Press descriptions of the actions of Butina, her Moscow-based controller Alexander Torshin, and the various U.S. “boyfriends” and associates she found to follow her lead have made the whole affair seem like not much more than that—an affair, one in which a second-rate Mata Hari got NRA leaders and Republican strategists to fawn over her with nothing but a smile, some red hair, and the promise of meetings with like-minded folks inside the Kremlin.
However, the assessment attached to Butina’s sentencing presents the situation as “grim.” Butina didn’t have to work hard to find Republicans eager to conspire with Moscow; she practically had to work to keep the line at her door manageable. And her actions are just a single instance of a broader pattern.

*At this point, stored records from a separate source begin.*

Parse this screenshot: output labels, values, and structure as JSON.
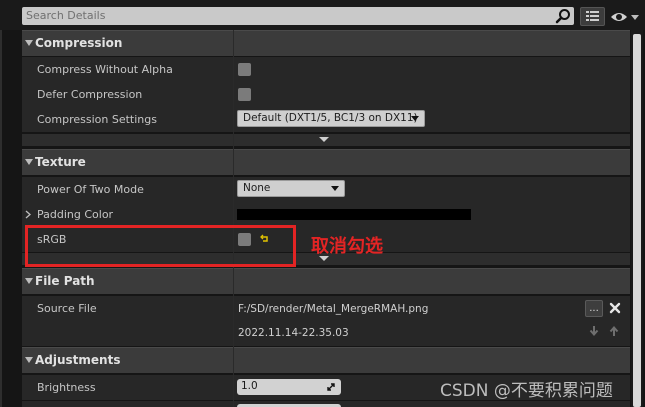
{
  "search": {
    "placeholder": "Search Details"
  },
  "categories": {
    "compression": "Compression",
    "texture": "Texture",
    "file_path": "File Path",
    "adjustments": "Adjustments"
  },
  "compression": {
    "compress_without_alpha": {
      "label": "Compress Without Alpha",
      "checked": false
    },
    "defer_compression": {
      "label": "Defer Compression",
      "checked": false
    },
    "compression_settings": {
      "label": "Compression Settings",
      "value": "Default (DXT1/5, BC1/3 on DX11)"
    }
  },
  "texture": {
    "power_of_two_mode": {
      "label": "Power Of Two Mode",
      "value": "None"
    },
    "padding_color": {
      "label": "Padding Color",
      "color": "#000000"
    },
    "srgb": {
      "label": "sRGB",
      "checked": false
    }
  },
  "file_path": {
    "source_file": {
      "label": "Source File",
      "path": "F:/SD/render/Metal_MergeRMAH.png",
      "timestamp": "2022.11.14-22.35.03",
      "browse_label": "..."
    }
  },
  "adjustments": {
    "brightness": {
      "label": "Brightness",
      "value": "1.0"
    }
  },
  "annotation": {
    "text": "取消勾选",
    "color": "#e32424"
  },
  "watermark": {
    "text": "CSDN @不要积累问题"
  }
}
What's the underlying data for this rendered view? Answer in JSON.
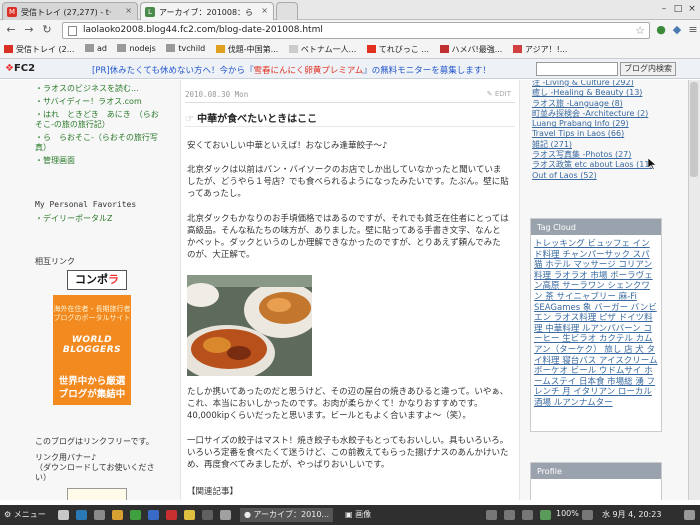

As the documents make clear, there is a direct connection between the kinds of contacts Butina was making and the meetings with Russians conducted by Donald Trump Jr., and Jared Kushner, and Erik Prince, and Roger Stone, and George Papadopoulos, and many others. All of these connections represent a pool of possible secondary agents who may, wittingly or unwittingly, generate value for Moscow and are “of substantial intelligence value to the Russian government … for years to come.”
All those efforts to set up a “back channel” with Russia, like the one notably led by Michael Flynn and Kushner, create "commensurate harm to the United States, including harm to the integrity” of the “political processes and internal government dealings, as well as to United States’ foreign policy interests and national security."
It wasn’t just Maria Butina. It was everyone whom the Trump campaign, the NRA, and other Republican operatives were talking to in 2016, before 2016, and after 2016. The purpose of these Russian agents was to make contacts that could gain them access and information when it was needed. To turn dozens of Americans into a Russian network operating in and around the White House. As Weiss concludes
Seen against this backdrop, it’s clear that the conduct outlined in Volume I of the Mueller Report created enormous damage to US national security. Recall that none of what Mueller covers in the CI investigation requires mustering proof of a crime beyond a reasonable doubt.
But as [the addendum to Butina’s sentence] explains, “Russia’s efforts targeting the United States take a myriad of forms — it is, in essence, a numbers game. Not every intelligence campaign needs to be successful for Russia to have achieved its goals.”
The fact that Maria Butina has appeared in hundreds of headlines and is currently in jail awaiting sentencing certainly makes her one of the most visible of the agents involved in this recruitment effort. But it certainly doesn’t make her the most successful.